Ya habían decidido que sus usuarios no éramos dignos de un mejor trato así que nos dejaron en la fila, documentando apresurados a los clientes de sus otros vuelos y retrasando cualquier posibilidad de atendernos cada vez que llegaba alguien con tarjeta platino, pues son “prioridad celeste”. Esa es la humanidad en la que cohabitamos, los que tienen un plástico con prestigio imaginario valen más que los que no, aunque estos últimos estuvieran en fila desde hacía ya casi tres horas.

Minutos después de las siete, llegué al área de servicio y me reacomodaron mis vuelos, yo no iba a la CDMX sino a San Luis Potosí y eso complicaba aún más las cosas. La dama que me atendió buscó varias opciones y me ofertó unas que sonaban divertidísimas.

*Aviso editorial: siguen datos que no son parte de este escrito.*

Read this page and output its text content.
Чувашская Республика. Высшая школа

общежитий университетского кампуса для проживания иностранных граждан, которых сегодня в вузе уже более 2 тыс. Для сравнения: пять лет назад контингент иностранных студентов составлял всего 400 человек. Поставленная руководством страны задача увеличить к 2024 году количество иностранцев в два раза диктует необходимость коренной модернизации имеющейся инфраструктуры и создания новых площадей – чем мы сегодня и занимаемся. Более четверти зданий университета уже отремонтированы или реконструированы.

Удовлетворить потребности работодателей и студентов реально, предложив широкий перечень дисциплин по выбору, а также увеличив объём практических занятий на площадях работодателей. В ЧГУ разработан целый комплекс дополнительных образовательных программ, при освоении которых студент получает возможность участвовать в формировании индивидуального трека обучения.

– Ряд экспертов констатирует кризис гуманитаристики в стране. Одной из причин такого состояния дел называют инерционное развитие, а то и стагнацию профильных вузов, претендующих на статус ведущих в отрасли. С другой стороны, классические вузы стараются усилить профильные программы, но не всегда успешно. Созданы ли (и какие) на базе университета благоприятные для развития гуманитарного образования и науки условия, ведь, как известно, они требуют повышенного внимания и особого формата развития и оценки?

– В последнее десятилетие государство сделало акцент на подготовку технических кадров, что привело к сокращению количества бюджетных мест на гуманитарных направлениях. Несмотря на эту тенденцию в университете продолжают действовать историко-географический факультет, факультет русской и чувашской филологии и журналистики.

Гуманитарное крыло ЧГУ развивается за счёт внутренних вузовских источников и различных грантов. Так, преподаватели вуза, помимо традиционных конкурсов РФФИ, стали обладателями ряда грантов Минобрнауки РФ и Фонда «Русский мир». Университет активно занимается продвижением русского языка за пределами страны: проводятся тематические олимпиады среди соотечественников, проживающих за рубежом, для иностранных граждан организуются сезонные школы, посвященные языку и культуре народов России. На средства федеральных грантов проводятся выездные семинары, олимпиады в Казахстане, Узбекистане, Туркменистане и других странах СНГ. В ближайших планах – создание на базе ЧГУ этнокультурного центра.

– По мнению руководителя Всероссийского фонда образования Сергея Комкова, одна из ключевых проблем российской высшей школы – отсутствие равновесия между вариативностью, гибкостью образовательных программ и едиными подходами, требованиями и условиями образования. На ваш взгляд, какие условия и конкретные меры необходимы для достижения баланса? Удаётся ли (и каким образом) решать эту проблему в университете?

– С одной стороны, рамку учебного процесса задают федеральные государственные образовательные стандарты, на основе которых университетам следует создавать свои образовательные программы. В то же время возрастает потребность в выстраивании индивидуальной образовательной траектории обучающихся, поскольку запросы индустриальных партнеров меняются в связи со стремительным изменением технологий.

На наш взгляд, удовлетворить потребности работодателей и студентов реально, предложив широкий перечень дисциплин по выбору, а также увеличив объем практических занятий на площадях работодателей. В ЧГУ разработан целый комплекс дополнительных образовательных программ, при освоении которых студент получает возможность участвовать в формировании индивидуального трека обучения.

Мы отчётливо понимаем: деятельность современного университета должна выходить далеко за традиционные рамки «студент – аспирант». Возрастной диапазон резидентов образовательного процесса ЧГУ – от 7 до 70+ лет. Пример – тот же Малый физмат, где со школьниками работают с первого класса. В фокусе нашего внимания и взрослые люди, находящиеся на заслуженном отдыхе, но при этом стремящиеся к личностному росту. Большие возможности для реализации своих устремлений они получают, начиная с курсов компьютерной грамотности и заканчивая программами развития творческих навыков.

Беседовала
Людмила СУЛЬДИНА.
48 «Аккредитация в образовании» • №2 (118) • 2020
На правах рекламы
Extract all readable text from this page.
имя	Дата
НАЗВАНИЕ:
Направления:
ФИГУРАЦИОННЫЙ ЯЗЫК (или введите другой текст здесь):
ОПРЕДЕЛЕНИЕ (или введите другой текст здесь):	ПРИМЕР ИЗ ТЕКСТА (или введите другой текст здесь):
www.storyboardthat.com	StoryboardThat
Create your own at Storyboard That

Volar a Monterrey, desde donde me dijo que ya no salen vuelos a SLP, aunque por lo menos dos de ellos aparezcan ofertados en su página de internet, para después volar a la Ciudad de México lo suficientemente tarde para no alcanzar el vuelo de la tarde con destino a San Luis y tener que esperar en el aeropuerto capitalino hasta las nueve de la noche cuando por fin podría abordar un avión que me llevará a mi destino final. La otra opción era aguardar por el avión que estaban reparando, volar al que ya no es Distrito Federal y correr para alcanzar el vuelo vespertino hacia mi destino. Opté por la segunda opción con la vaga esperanza de estar para la cena de recepción que amablemente había organizado Karla Paola, cabeza de los alumnos de la licenciatura en Historia de la Autónoma de su estado, junto con un grupo de estudiantes. Este iba a ser un vano anhelo.

Me entregaron un nuevo set de tickets, entre los que se encontraban algunas cortesías que podía usar para almorzar en el restaurante bar que aún no estaba abierto. Esperé. Incluso para mí que tengo tendencias al gozo de lo etílico, las nueve de la mañana no son horas para el alcohol. No había café en el lugar, o huevos con chorizo o algo que se le pareciera a un desayuno. Pedí alitas en salsa búfalo, una carne seca preparada y una limonada mineral. Me reclamó el estómago con un retorcijón. Diez minutos antes del mediodía nos conminaron a pasar a sala de abordar, lugar en el que ya estaba desde hacía ocho horas.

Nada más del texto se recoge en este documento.